Evaluation of change in pain without grading

In contrast to the previous studies [10, 16, 18], scorings such as the visual analogue scale (VAS) to objectively report on pain at baseline or to quantify changes during follow-up were not applied. Patients suffering from symptomatic BML of the knee report on pain as a complex symptom emphasising the existence of two qualities. First, they describe a sharp, intense pain that may be triggered by physical examination as well as by unintended movements. Second, they experience a deep, numb continuous pain at lower level. Because of this clinical observation, it seemed inappropriate to quantify “pain” with just a number. Moreover, patients sense pain to be modulated by activity level or by the consumption of analgesic medication. Therefore, the patient’s overall judgement of pain as “improved”, “unchanged” or “worse” was favoured over VAS values.

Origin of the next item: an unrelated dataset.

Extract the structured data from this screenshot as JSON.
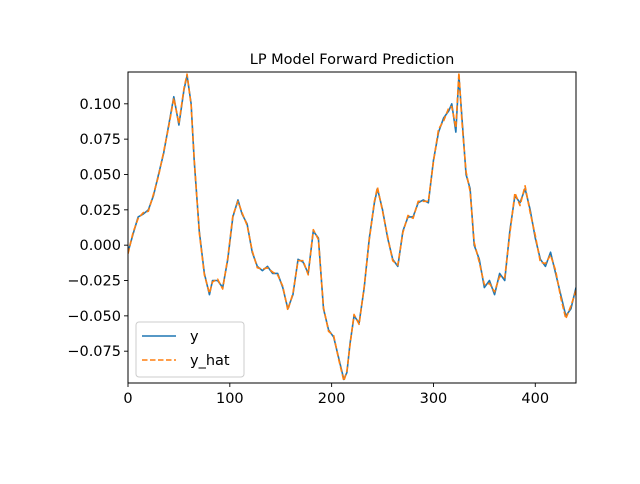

This analysis was based on a retrospective design without a control group. The spontaneous course of BML, therefore, still necessitates clarification. Patients were referred from three sports clinics, thereby causing inconsistencies with respect to the quality of external documentation, type of pre-treatment, and possible etiopathology of BML. There were no complete follow-up data for all patients. This was mainly caused by lacking patients’ compliance to attend planned follow-up examinations. Despite the limited sample size in our retrospective study, these results are relevant, because they suggest that when zoledronic acid is considered for therapy in a case of symptomatic BML, the patient needs to be informed about the balance between effectiveness and risk of adverse events.

Conclusion

Zoledronic acid appeared to be more effective than other antiresorptive medications, especially when compared to ibandronic acid. More adverse events were observed with Zoledronic acid, too. Radiological and laboratory methods may allow for objective monitoring of response to antiresorptive treatment of BML. Finally, sufficient vitamin D supplementation should be ascertained in BML patients prior to treatment.